I wonder if that's the same Fubar that I read in the obit pages... seems he drowned in his basement....... just kidding:wink:

By far the most effective method in allready established construction is to divert water externally.

( However, I have used hydraulic cement and Drylock to mitugate moisture invasion with OK/limited success.)

But, by far ... don't count on blocking water... divert it by any/all means.

Best


----------



## concretemasonry (Oct 10, 2006)

In our area there are builders that take the most economical approach on every home they build. - It is cheaper and more profitable in the end.

They build every home (usually split or full basements) and always install both interior and exterior drain tile during construction when it is "dirt cheap" and a huge selling point. They have not had problem with the classic joint between the slab and the foundation wall that is built on a strip footing and a slab slab poured later.

That drain tile eliminates the error of the landscapers that do not pay enough attention to surface drainage since it removes the water AND reduces the hydrostatic pressure on the walls and pressure under the floating slab.
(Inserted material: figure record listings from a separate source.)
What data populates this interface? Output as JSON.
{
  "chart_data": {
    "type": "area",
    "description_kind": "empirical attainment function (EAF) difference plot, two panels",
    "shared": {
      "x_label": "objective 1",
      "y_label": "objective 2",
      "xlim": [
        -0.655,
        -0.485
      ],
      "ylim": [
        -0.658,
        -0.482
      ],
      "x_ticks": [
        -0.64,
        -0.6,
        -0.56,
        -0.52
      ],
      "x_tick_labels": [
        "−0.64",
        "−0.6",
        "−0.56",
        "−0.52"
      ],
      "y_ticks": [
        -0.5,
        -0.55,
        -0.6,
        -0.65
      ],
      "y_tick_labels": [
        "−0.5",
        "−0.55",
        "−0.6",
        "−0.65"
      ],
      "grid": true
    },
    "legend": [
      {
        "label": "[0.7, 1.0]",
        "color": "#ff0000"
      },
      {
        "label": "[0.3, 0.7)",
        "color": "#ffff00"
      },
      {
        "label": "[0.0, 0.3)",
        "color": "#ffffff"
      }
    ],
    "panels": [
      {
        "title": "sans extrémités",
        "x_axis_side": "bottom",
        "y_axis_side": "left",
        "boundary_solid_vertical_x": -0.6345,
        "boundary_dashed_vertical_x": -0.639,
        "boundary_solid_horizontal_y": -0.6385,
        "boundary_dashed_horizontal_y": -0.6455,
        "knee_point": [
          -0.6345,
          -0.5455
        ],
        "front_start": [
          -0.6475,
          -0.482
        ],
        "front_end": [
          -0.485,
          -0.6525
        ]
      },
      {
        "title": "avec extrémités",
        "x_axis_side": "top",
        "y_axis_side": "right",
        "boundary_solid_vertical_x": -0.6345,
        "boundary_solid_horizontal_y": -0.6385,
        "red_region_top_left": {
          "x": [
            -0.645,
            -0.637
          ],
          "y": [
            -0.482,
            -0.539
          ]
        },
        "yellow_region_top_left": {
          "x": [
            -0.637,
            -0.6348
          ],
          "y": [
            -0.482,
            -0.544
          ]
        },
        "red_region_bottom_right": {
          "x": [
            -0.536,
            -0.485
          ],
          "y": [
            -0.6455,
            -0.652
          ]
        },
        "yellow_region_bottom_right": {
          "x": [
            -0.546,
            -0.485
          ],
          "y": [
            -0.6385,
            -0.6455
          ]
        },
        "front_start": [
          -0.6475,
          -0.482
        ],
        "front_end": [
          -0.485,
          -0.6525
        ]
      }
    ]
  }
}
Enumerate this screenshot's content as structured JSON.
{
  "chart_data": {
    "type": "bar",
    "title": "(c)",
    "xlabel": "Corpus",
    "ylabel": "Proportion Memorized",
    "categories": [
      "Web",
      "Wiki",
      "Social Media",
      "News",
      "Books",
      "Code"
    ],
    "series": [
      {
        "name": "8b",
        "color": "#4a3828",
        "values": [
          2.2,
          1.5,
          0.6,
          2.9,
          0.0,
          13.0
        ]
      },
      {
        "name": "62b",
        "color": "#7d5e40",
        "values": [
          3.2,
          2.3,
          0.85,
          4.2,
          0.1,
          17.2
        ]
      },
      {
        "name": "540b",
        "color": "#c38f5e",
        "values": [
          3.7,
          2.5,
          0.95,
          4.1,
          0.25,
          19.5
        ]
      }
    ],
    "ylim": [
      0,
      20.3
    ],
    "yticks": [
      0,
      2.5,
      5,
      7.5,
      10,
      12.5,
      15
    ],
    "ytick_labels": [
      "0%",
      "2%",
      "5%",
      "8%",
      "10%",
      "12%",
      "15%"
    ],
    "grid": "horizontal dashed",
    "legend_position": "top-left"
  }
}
If you are facing an existing problem, interior drain tile is the way to go because installing an exterior drain tile becomes almost impossible with the existing soil, steps, sidewalks, driveways, attached garages, AC units, etc. It reduces the pressure and gets rid of the water when it gets down into the soil. The pump discharge can be directs to suit the individual home and site. - Waterproofing an existing home can be costly, but worth it if you gain dry livable space.

Dick


----------



## ZTMAN (Feb 19, 2015)

I think Fubar's biggest issue,(in 2009) was an "oh by the way" there were no plants or landscaping on that side of the home, like it was a good thing. That was most likely what was causing the issue. It would be interesting to see what Parsa has to say about his/her issue and exterior drainage/landscaping.


----------



## carpdad (Oct 11, 2010)

I am going to think about mobile wall panels, plug in electric connectors and moving the furnace into a concrete tub.:laughing:


----------



## stadry (Jun 20, 2009)

as i recall, there were 3 sons,,, the 1st was named snafu, the 2nd was tarfu, & the 3rd was fubar :laughing:


----------